Política do confinamento pode ser um fenômeno a se refletir a partir da análise de termos e expressões usadas para se referir a indivíduos confinados e respectivas instituições
Um estudo publicado na última edição dos Cadernos Ibero-Americanos de Direito Sanitário (Ciads), periódico científico do Programa de Direito Sanitário (Prodisa) da Fiocruz Brasília, reflete a dimensão política do fenômeno do confinamento no Brasil a partir da análise de termos e expressões usados para se referir a indivíduos confinados e respectivas instituições.
Política do confinamento
Além disso, os termos e expressões em cada situação são carregados de significados sociais e políticos, e mudam com o passar do tempo. Por exemplo, a decisão de não usar mais o nome lepra e substituí-lo por hanseníase teve por objetivo diminuir o estigma da doença. Assim como também tem sido igualmente recomendado o uso da palavra superencarceramento, em vez de superlotação. Isso porque indicaria para o caminho de criação de novas unidades prisionais. Enquanto a primeira indica a necessidade de reduzir a aplicação de penas privativas de liberdade, por meio de outras alternativas de sanções penais.
É o que diz o artigo, assinado por Martinho Braga Batista e Silva e Helena Salgueiro Lermen, do Instituto de Medicina Social da Universidade do Estado do Rio de Janeiro (Uerj), e Adriana Kelly Santos, do Instituto Oswaldo Cruz (IOC/Fiocruz).
“Materiais educativos podem colaborar para que mudanças na terminologia governamental sejam incorporadas pelo público leigo e essas mudanças podem legitimar discursos e procedimentos médico-sanitários, como também jurídico-penais.”
Terminologia utilizada
Os pesquisadores estudaram a terminologia utilizada para se referir a indivíduos que vivem confinados – como privados de liberdade, com transtorno mental em conflito com a lei e com necessidades decorrentes do uso nocivo ou prejudicial de álcool e outras drogas – e às instituições responsáveis pela custódia desses indivíduos. O estudo se baseou ainda na análise de documentos coletados nos sites dos ministérios da Saúde e da Justiça e Segurança Pública, que datavam do período de 1988 a 2018.

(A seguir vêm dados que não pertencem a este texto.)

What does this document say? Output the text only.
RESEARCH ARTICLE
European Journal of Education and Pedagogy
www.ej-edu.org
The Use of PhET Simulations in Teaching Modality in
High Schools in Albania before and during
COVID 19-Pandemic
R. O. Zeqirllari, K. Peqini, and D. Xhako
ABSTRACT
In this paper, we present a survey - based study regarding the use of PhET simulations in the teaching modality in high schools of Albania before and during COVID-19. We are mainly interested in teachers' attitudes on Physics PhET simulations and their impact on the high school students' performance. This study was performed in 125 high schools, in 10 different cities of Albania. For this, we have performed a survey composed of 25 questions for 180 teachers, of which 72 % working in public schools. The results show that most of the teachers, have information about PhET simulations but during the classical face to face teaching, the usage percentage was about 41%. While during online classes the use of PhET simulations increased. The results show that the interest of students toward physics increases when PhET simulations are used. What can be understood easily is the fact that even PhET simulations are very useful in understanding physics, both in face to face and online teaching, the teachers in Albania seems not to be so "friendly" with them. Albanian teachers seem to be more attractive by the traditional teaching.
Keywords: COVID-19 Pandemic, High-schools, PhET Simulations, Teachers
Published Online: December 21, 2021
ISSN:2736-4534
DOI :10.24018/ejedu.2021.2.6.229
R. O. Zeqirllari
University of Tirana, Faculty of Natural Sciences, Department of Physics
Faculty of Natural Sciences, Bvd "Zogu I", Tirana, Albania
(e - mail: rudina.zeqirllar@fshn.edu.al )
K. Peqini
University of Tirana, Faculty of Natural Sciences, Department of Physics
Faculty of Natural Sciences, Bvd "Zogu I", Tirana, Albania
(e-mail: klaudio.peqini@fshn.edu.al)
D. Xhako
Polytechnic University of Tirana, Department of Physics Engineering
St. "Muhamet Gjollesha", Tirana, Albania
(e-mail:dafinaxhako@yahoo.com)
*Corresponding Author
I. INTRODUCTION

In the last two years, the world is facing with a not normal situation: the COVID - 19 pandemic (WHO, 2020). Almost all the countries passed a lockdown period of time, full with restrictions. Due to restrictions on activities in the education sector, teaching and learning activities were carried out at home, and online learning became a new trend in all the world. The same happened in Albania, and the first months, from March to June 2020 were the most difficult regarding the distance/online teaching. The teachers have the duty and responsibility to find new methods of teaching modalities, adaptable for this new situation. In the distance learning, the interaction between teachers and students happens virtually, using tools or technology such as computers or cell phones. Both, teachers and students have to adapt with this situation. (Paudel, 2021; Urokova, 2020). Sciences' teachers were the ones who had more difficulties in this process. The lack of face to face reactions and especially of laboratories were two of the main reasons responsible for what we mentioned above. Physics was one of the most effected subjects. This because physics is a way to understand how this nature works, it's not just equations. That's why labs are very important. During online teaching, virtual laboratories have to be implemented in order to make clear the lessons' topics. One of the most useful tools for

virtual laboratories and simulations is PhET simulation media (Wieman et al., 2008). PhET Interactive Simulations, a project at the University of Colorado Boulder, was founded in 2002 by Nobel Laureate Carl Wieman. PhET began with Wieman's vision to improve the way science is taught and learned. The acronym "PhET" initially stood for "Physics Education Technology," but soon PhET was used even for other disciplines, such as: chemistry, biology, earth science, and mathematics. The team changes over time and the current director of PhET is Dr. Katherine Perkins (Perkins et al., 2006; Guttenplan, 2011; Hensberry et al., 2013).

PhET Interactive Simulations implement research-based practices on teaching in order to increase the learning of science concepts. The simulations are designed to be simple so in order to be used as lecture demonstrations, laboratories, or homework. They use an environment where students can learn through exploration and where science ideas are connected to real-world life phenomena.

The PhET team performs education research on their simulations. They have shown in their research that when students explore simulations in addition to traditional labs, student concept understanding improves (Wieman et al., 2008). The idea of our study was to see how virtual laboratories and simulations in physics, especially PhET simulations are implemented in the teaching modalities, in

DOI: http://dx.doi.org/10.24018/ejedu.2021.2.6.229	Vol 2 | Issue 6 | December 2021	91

Ao todo, entre leis, políticas, relatórios, manuais, cartazes e cartilhas, entre outros, foram analisados 147 documentos. Muitos deles, direcionados a trabalhadores e gestores, sendo 26 do site do Ministério da Justiça e Segurança Pública e 121 do Ministério da Saúde. Os pesquisadores encontraram muito mais expressões que se referiam aos indivíduos do que às instituições: 412 contra 274, no caso dos documentos do site do Ministério da Justiça e Segurança Pública, e 619 contra 390, no caso dos documentos do site do Ministério da Saúde.
Ênfase
Por fim, em relação ao setor da saúde, a ênfase aos marcadores etários parece acentuada. E ainda são incluídos registros como instituições de longa permanência para idosos e descrições de processos de vulnerabilização, como adolescentes vítimas de maus tratos e de violência.
Já em termos biomédicos, como doente ou pessoa que tem hanseníase. Isso traz como exemplo a permanência da palavra preso nos documentos governamentais, o artigo conclui que, “mesmo com a orientação das normativas para adoção de terminologias mais amplas e a inclusão de grupos sociais distintos, alguns termos resistem ao tempo e às novas convenções”.